New measures to maintain and grow the £1 billion recreational sea angling (RSA) industry and provide “more and bigger fish” in the sea to support it, are revealed by the government today (Friday).
It follows a four-year campaign by anglers to put recreational angling high up on Whitehall’s problem agenda for the fishing industry.
The twin objectives of Defra’s Recreational Sea Angling Strategy for England are to “provide more and bigger fish within a healthy and sustainable ecosystem and environment” and “maintain and increase participation in RSA on a sustainable basis…across all groups in society to provide socio-economic benefits.”
It is seen as a positive move to assuage anglers who were outraged last month when the fisheries minister (Jonathan Shaw) dumped his his predecessor’s commitment to increase the minimum legal landing size for sea bass to conserve the species.
Instead the minister consigned this valuable stock to continued and almost unrestricted commercial predation allowing the slaughter of huge numbers of immature fish before they were even big enough to spawn.
Today’s strategy is intended as a guideline, primarily for the 12 sea fisheries committees which regulate the marine environment, including fishing, for six miles out around the coast of England and Wales.
Defra says it wants to “realise real improvements” for anglers before any control of their activities, such as licensing. It concedes that “large and sustainable fish stocks and a healthy marine environment are the primary elements which affect the angling experience.”
Defra says there should be better access to angling sites, more boat launching facilities, artificial reefs to attract fish and areas of the sea reserved for angling or where only limited commercial fishing was allowed.
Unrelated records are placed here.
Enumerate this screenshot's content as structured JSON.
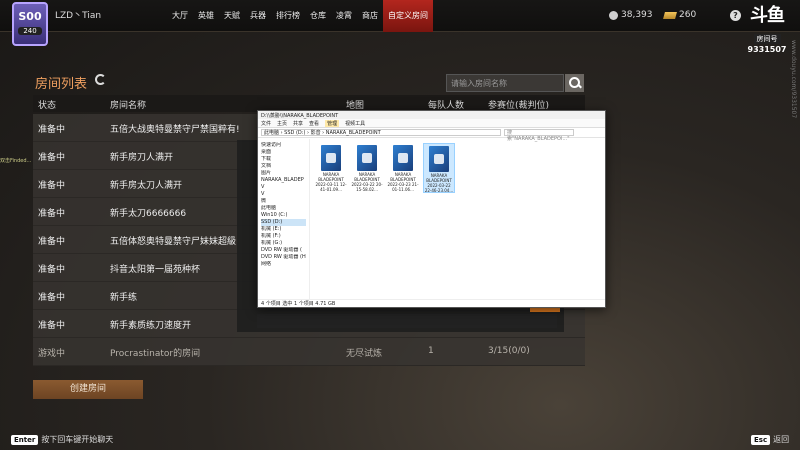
{
  "topbar": {
    "rank_badge": "S00",
    "rank_sub": "240",
    "player_name": "LZD丶Tian",
    "nav": [
      "大厅",
      "英雄",
      "天赋",
      "兵器",
      "排行榜",
      "仓库",
      "凌霄",
      "商店",
      "自定义房间"
    ],
    "active_nav": "自定义房间",
    "coins": "38,393",
    "gold": "260",
    "help": "?"
  },
  "douyu": {
    "logo": "斗鱼",
    "room_label": "房间号",
    "room_id": "9331507",
    "side_watermark": "www.douyu.com/9331507"
  },
  "room_list": {
    "title": "房间列表",
    "search_placeholder": "请输入房间名称",
    "headers": {
      "status": "状态",
      "name": "房间名称",
      "map": "地图",
      "players": "每队人数",
      "seat": "参赛位(裁判位)"
    },
    "rows": [
      {
        "status": "准备中",
        "name": "五倍大战奥特曼禁守尸禁国粹有!",
        "map": "",
        "players": "",
        "seat": ""
      },
      {
        "status": "准备中",
        "name": "新手房刀人满开",
        "map": "",
        "players": "",
        "seat": ""
      },
      {
        "status": "准备中",
        "name": "新手房太刀人满开",
        "map": "",
        "players": "",
        "seat": ""
      },
      {
        "status": "准备中",
        "name": "新手太刀6666666",
        "map": "",
        "players": "",
        "seat": ""
      },
      {
        "status": "准备中",
        "name": "五倍体怒奥特曼禁守尸妹妹超級",
        "map": "",
        "players": "",
        "seat": ""
      },
      {
        "status": "准备中",
        "name": "抖音太阳第一届苑种杯",
        "map": "",
        "players": "",
        "seat": ""
      },
      {
        "status": "准备中",
        "name": "新手练",
        "map": "",
        "players": "",
        "seat": ""
      },
      {
        "status": "准备中",
        "name": "新手素质练刀速度开",
        "map": "",
        "players": "",
        "seat": ""
      },
      {
        "status": "游戏中",
        "name": "Procrastinator的房间",
        "map": "无尽试炼",
        "players": "1",
        "seat": "3/15(0/0)"
      }
    ],
    "create_button": "创建房间"
  },
  "footer": {
    "enter_key": "Enter",
    "enter_text": "按下回车键开始聊天",
    "esc_key": "Esc",
    "esc_text": "返回"
  },
  "floating_tip": "双击Finded...",
  "explorer": {
    "title": "D:\\\\蒸胁\\\\NARAKA_BLADEPOINT",
    "tabs": [
      "文件",
      "主页",
      "共享",
      "查看",
      "管理"
    ],
    "manage_tab": "视频工具",
    "path": "此电脑 › SSD (D:) › 影音 › NARAKA_BLADEPOINT",
    "search_placeholder": "搜索\"NARAKA_BLADEPOI...\"",
    "nav": [
      "快速访问",
      "桌面",
      "下载",
      "文档",
      "图片",
      "NARAKA_BLADEP",
      "V",
      "V",
      "微",
      "此电脑",
      "Win10 (C:)",
      "SSD (D:)",
      "机械 (E:)",
      "机械 (F:)",
      "机械 (G:)",
      "DVD RW 驱动器 (",
      "DVD RW 驱动器 (H",
      "网络"
    ],
    "files": [
      {
        "name": "NARAKA BLADEPOINT 2022-03-11 12-41-01.09...",
        "selected": false
      },
      {
        "name": "NARAKA BLADEPOINT 2022-03-22 20-15-58.02...",
        "selected": false
      },
      {
        "name": "NARAKA BLADEPOINT 2022-03-23 21-01-11.06...",
        "selected": false
      },
      {
        "name": "NARAKA BLADEPOINT 2022-03-22 22-46-23.04...",
        "selected": true
      }
    ],
    "status": "4 个项目   选中 1 个项目 4.71 GB"
  }
}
The strategy admits that angling is under-represented in sea fisheries management despite its increasingly significant social and economic contribution to the nation. Managements at national, regional and local levels should recognise the needs of RSA alongside other stakeholders.
The strategy idea came from the conservation group of the National Federation of Sea Anglers in 2004 and a wide group of sea anglers helped draft it.
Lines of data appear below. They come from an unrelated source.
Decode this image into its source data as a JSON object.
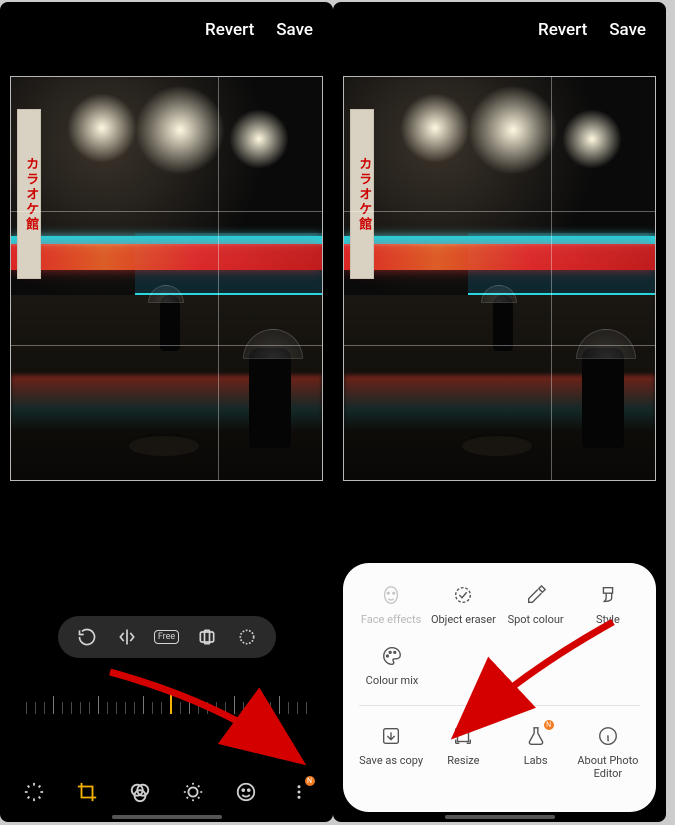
{
  "left": {
    "header": {
      "revert": "Revert",
      "save": "Save"
    },
    "photo_sign": "カラオケ館",
    "crop_tools": {
      "rotate": "rotate",
      "flip": "flip",
      "free": "Free",
      "aspect": "aspect",
      "perspective": "perspective"
    },
    "nav": {
      "auto": "auto",
      "crop": "crop",
      "filters": "filters",
      "adjust": "adjust",
      "stickers": "stickers",
      "more": "more",
      "badge": "N"
    }
  },
  "right": {
    "header": {
      "revert": "Revert",
      "save": "Save"
    },
    "photo_sign": "カラオケ館",
    "sheet": {
      "row1": {
        "face_effects": "Face effects",
        "object_eraser": "Object eraser",
        "spot_colour": "Spot colour",
        "style": "Style"
      },
      "row2": {
        "colour_mix": "Colour mix"
      },
      "row3": {
        "save_as_copy": "Save as copy",
        "resize": "Resize",
        "labs": "Labs",
        "about": "About Photo Editor",
        "labs_badge": "N"
      }
    }
  }
}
”Ministers and civil servants had no idea then what a sea angler looked like, what they did or how valuable their activities were,” said Richard Ferré, chairman of the National Federation of Sea Anglers. “They have little doubt about that now.”
The anglers’ strategy was taken up by Defra’s coastal waters policy group and presented in detail to all the main stakeholders including commercial fishing, sea fisheries committees and environmental organisations.
“Discussions were vigourous but professional and a document with real positives for anglers has now emerged,” said Mr. Ferré.
“It calls for management plans at a local level for the species of fish most important to RSA, makes a strong case for better control of trawling and gill netting close to the shore and anglers’ desire for the “golden mile” concept of no netting within a mile of the shore.”
He said the strategy calls for sea fisheries committees to be given the objective of developing sea angling, a duty they do not have today, and to make decisions based on socio-economic factors not just on concerns for commercial fishing.
The strategy contains some potential threats to angling, notably licensing and limits on the number of fish anglers could take home. However, these, can only happen under the Marine Bill due to be published next year.
It also calls for co-operation between anglers, sea fisheries committees, local authorities and others in developing voluntary sea angling codes of conduct and best practice.
Mr. Ferré urged all sea anglers to support the NFSA in its continuing engagement with government to achieve its goal of improving sea angling mostly through “more and bigger fish”.